母親、父親とコミュニケーションがうまくいっている家庭ではなく、
母親と祖母の関係性も不思議に思いながら過ごしていましたがだんだんその理由が読み進めるとわかります。

次が「雅枝」
がむしゃらに家の大黒柱として働く人。
そして、なぜそんな風に思うようになったのかが明かされていきます。
そして、彼女もこの本のテーマ、ダム建設の被害を大きく受けている女性なんだなと。
両親は、子供よりダムのこと、そして彼女の母親が女性としては夫のことを一番に考えており
それはそれですばらしい関係性だけれども、子供の立場からすると全くかまってもらえないのは不憫です。
そのため、雅枝がどういう立場を学校で強いられているかを考えてもらえなかったことから
両親とは断絶するまでの縁になってしまい。彼女もかわいそうな人だなと思います。

両親とうまくいっていない経験から自分の家庭もあまりいいコミュニケーションが娘と取れていない感じもあります。
また、両親との縁を切ってまで手に入れたこの暮らしが間違っていないと見返すみたいな方向で思考が進んでしまって
いるのも大変でかわいそうだなと思いました。
しかし、最後のほうになって仕事を引退する直前に父親のことを振り返る時間もあり
人として過去を振り返る、心に余裕が持てるようになり、
夫との関係性も改善しそうで明るい兆しが見えるところがよかったです。

そして最終章「佳代」となります。
戦争を経験した世代で、かなり貧しい時代や大変な時代を生きてきた経験からとても強い心の持ち主です。
そして夫「孝光」との絆が素晴らしく、素敵です。
「孝光」も自分のふるさとがダムに沈む街であるべきではないという思いのある素晴らしい男性ですが、
そういった男性についていくのはやはり大変なんだなと。
志を決めた人と一緒に進む場合、身近な人間は苦労を強いられるなと感じました。

そして、佳代は夫への思いが強く、娘のことを気遣ってあげる観点が少し低いため、
私の感覚では、母親としては、ちょっとと言わざるを得ないですが、
今とは時代が異なり、戦争時代をともに生き抜いてきた夫との絆は想像できずなところもあります。。

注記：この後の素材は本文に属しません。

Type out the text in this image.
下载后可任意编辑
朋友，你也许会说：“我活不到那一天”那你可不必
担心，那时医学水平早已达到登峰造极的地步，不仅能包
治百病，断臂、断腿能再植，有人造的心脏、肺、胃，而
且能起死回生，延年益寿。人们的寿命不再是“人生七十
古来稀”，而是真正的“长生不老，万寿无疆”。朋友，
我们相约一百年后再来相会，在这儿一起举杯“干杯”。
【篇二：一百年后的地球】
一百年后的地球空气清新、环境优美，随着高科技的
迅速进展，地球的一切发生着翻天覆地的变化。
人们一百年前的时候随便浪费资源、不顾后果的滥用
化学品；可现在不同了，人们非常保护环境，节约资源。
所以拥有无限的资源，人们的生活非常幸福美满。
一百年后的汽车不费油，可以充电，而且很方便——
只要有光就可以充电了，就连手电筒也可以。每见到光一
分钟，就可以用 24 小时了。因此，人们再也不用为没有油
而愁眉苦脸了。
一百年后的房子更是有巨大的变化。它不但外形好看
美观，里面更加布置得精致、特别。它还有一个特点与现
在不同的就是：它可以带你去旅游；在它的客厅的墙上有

娘に対しては、最後にちゃんと関心を寄せられていなかったことを自覚しており
手紙を残すところが哀しく切ないです。
女性としては、夫を一途に愛し、愛された生涯を送った女性だと思います。

どの世代の女性も、結局はダムの建設により
翻弄された女性、家族の話でした。

このお話の舞台、背景は有名な黒部ダムではないようですが、
いつかいってみたいと思っていましたが
そのダムの建設の裏には、こういう家族の話があるのかもしれない。
大切な故郷を失った人がいるということが強く心に刻まれました。

本、特に実用書ではない小説を読むと、
いつもは思いを馳せないことに思いを馳せることができ
世界が広がる感覚がやはり読書の楽しみだなと思わせてくれるすばらしい本でした。